A relation $R$ such that $R\cup R^{-1}$ is not an equivalence relation I have a homework assignment to find a Relation $R$ over $A = \{1,2,3\}$
where $R\cup {{R}^{-1}}$ is not an equivalence relation (transitive, reflexive and symmetrical).
$R$ must be Transitive and Reflexive (${{I}_{A}}\subseteq R$)
Any clue anyone? 
I just am unable to find an example
Thanks
 A: Given that you are assuming that $R$ is reflexive, the only thing that can fail for $R\cup R^{-1}$ to be an equivalence relation is transitivity: you should verify that since $I_A\subseteq R$, then $I_A\subseteq R\cup R^{-1}$; and that $R\cup R^{-1}$ is symmetric for every relation $R$. So the only possible pitfall lies in transitivity.

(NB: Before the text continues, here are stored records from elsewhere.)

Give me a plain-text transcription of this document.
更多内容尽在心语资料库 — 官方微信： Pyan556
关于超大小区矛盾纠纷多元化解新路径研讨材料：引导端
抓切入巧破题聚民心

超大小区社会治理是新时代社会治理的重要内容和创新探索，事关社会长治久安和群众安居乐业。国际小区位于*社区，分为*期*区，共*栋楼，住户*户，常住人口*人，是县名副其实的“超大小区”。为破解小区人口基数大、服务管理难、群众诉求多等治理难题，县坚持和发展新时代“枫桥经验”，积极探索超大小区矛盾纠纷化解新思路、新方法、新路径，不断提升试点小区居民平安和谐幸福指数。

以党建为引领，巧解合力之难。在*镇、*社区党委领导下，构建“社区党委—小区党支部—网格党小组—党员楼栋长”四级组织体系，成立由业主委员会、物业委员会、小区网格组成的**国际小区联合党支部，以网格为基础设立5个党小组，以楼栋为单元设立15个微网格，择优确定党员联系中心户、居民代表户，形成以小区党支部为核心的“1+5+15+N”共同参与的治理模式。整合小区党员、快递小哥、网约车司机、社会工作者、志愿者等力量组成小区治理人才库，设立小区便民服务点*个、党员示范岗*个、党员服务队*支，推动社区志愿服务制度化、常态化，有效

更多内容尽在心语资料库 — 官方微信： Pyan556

Now, you are assuming that $R$ itself is transitive. So, how can transitivity fail? Say you have $(a,b),(b,c)\in R\cup R^{-1}$; if $(a,b),(b,c)\in R$, then since we are assuming $R$ is transitive, then $(a,c)\in R\subseteq R\cup R^{-1}$. If $(a,b),(b,c)\in R^{-1}$, then $(c,b),(b,a)\in R$, and again by transitivity we conclude $(c,a)\in R$, hence $(a,c)\in R^{-1}\subseteq R\cup R^{-1}$.
So what's left? What happens if $(a,b)\in R$, and $(b,c)\in R^{-1}$, but we do not have $(a,b)\in R^{-1}$ nor $(b,c)\in R$? Can you construct such an example? What will happen then?

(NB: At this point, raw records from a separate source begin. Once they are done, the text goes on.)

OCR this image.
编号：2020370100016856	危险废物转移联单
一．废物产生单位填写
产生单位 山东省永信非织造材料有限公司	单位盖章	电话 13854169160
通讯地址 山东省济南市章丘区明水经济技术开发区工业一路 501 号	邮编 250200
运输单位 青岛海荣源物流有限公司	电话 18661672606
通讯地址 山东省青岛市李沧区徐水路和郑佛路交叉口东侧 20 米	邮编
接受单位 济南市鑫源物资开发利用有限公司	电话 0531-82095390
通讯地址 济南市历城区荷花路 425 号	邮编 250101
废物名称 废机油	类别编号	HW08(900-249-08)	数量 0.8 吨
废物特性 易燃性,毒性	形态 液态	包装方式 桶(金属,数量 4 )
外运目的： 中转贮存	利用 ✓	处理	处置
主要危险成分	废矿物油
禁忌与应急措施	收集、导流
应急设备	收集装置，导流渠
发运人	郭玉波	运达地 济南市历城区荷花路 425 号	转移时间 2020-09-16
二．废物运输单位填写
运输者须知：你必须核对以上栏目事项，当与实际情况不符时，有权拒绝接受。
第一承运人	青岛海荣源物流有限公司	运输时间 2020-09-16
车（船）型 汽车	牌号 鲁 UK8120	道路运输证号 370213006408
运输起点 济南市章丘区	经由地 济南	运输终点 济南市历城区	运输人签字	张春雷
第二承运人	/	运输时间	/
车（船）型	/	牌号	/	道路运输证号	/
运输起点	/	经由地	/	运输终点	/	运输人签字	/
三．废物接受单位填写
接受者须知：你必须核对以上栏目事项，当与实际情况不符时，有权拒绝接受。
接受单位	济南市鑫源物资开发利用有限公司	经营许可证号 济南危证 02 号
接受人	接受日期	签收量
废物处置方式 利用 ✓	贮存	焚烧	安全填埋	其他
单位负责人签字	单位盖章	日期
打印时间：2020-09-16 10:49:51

A: One sometimes helpful way to approach questions like this, if you can't find a counterexample, is simply to try and prove the opposite: that is, prove that $R\cup R^{-1}$ is an equivalence relation. Well, it's obviously reflexive; it's also obviously symmetric, because anything in $R$ will have its inverse in $R^{-1}$. So transitivity must be where it breaks down.

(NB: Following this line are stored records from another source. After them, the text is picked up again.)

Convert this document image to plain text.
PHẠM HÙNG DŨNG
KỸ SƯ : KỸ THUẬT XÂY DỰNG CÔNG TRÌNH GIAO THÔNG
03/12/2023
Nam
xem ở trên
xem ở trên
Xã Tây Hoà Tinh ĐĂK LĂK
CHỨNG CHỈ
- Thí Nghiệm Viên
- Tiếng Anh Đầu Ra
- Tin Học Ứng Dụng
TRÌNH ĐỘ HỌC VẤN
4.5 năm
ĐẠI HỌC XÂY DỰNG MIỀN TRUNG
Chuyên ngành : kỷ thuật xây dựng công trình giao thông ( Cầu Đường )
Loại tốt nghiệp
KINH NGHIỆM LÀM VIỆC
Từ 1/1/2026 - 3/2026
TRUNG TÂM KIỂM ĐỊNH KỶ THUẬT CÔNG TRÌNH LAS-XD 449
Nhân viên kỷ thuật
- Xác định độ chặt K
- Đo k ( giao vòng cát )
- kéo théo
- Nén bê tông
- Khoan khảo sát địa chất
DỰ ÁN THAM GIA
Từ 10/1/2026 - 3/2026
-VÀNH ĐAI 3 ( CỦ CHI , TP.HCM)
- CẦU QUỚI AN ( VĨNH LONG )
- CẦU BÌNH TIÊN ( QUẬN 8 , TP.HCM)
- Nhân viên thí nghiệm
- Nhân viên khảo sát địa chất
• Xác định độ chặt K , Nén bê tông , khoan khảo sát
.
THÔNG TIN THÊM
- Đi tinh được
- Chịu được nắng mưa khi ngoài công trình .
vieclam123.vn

Suppose there are two relations a~b and b~c in $R\cup R^{-1}$ whose product a~c is not in $R\cup R^{-1}$. (You might also write these relations (a,b), etc.) It's easy to see that a, b and c must all be distinct elements, so in fact, we might as well choose 1~2, 2~3 and 1~3: we want the first two to be in $R\cup R^{-1}$, but not the third.
As $R$ is transitive, we can't have both 1~2 and 2~3 in $R$. Likewise they can't both be in $R^{-1}$ (otherwise, flip them over to $R$ and use transitivity there). So one of them must be in $R$ and one in $R^{-1}$. Taking $R$ and $R^{-1}$ to be minimal relations containing 1~2 and 2~3 respectively works as a counterexample.